Sur le papier, on ne sait plus laquelle des recettes de Grace de Monaco semble la plus évidente, la plus frappée au coin du bon sens. Plus encore que l’équation Cannes + Nicole Kidman, c’est peut-être l’alliance d’une des plus grandes actrices hollywoodiennes et du retour au biopic de l’auteur du méga-populaire La Môme autour du destin doré d’une princesse, qui semble à l’avance pétiller et mettre l’eau à la bouche comme un champagne de luxe. Quel grain de sable venu se glisser dans cette recette magique fait que cette Grace là a plutôt le goût d’un mousseux éventé ? Pas Nicole en tout cas, car si le rôle n’apporte rien de neuf à sa carrière et son incroyable éventail de jeu, c’est encore elle qui s’en sort le mieux ici.

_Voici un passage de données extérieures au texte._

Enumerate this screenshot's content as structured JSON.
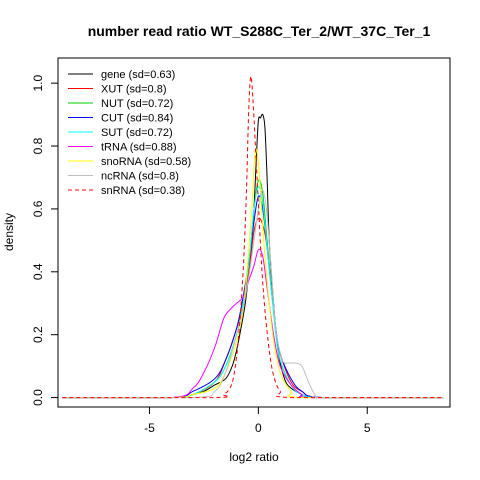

Il faut dire que face à un Tim Roth qui joue toutes ses scènes de la même manière (œil plissé si mystérieux), une Parker Posey qui joue les intrigantes de pacotille ou Frank Langella déguisé en Don Patillo, ce n’est pas très surprenant.

La faute avant tout à un scénario superficiel, où chaque dialogue se doit d’être explicatif, où chaque personnage semble arriver dans une scène en déclamant sa note d’intention intérieure, et où surtout l’intrigue politique est grotesquement simplifiée. Grace de Monaco n’atteint pas les sommets de révisionnisme de La Dame de fer, mais ce spleen de princesse dans sa cage dorée rappelle beaucoup moins Marie-Antoinette, qu’Evita (le kouglof musical avec Madonna) par sa manière d’amalgamer pirouettes amoureuses et géopolitique sans habileté. D’ailleurs tout le monde ici pourrait aussi se mettre à chanter que cela ne ferait pas beaucoup de différence, tant tout parait toc et arbitraire, tant le film ne donne jamais l’impression de voir autre chose que des acteurs faire des essayages costumes plutôt que d’incarner des personnages.

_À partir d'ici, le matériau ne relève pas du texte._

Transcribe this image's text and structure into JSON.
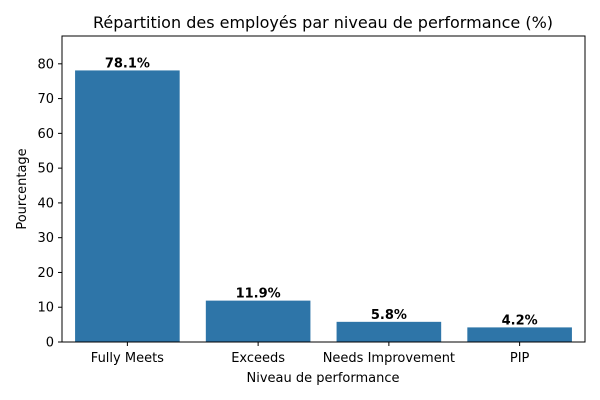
{
  "chart_data": {
    "type": "bar",
    "title": "Répartition des employés par niveau de performance (%)",
    "xlabel": "Niveau de performance",
    "ylabel": "Pourcentage",
    "categories": [
      "Fully Meets",
      "Exceeds",
      "Needs Improvement",
      "PIP"
    ],
    "values": [
      78.1,
      11.9,
      5.8,
      4.2
    ],
    "data_labels": [
      "78.1%",
      "11.9%",
      "5.8%",
      "4.2%"
    ],
    "ylim": [
      0,
      88
    ],
    "yticks": [
      0,
      10,
      20,
      30,
      40,
      50,
      60,
      70,
      80
    ],
    "grid": false,
    "bar_color": "#2e75a8"
  }
}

Mais Grace Kelly n’est pas Eva Peron, du moins pas selon le point de vue de Dahan. Devant sa caméra, la star devenue princesse devient un personnage scandaleusement lisse et fade, qui n’a plus rien de subversif. Le boycott du film, réclamé par le Rocher au nom du respect et du droit à la dignité, apparaît comme un coup d’épée dans l’eau car il n’y a strictement aucune allusion ici aux pourtant célèbres frasque sexuelles de la princesse. N’importe quelle photo de Charlene Wittstock, la nouvelle princesse de Monaco qui a toujours l’air au bord de la dépression depuis son mariage, fait en soi plus de mal à l’image de la famille royale. Grace est ici au contraire héroïsée, béatifiée jusqu’à en devenir béate. Incapable de faire autre chose que tergiverser. Une image confirmée par une mise en scène qui empêche chacun des personnages de prendre son souffle et d’exister, les enfermant dans des postures artificielles, les réduisant à des reproductions pour papier glacé.

Et pourtant Grace de Monaco n’est pas La Môme 2. D’abord parce que Nicole Kidman a un jeu plus en retenue que Marion Cotillard (que les mimiques et le maquillage faisait parfois virer au grotesque), et que le personnage se prête moins aux épanchements, mais surtout parce que le rouleau-compresseur mélodramatique laisse ici place à un ensemble resserré, digeste, et facile à regarder au point d’en devenir superficiel. Les images de Dahan sont illustratives avant tout, et restent vaines à tel point qu’on ne voit pas toujours la différence en terme de mise en scène entre ce que l’on voit et l’ancienne pub Schweppes de Nicole. Avec ses tons perpétuellement dorés, sa facilité de chaque instant, l’opulence des décors, des robes et des chignons, Grace de Monaco ressemble à ces publicités pour Ferrero Rocher. Ou plutôt, le film ressemble lui-même à un Ferrero Rocher : pas désagréable du tout à première vue, mais finalement trop sucré et trop léger, une pépite dorée qui cache beaucoup d’air à l’intérieur.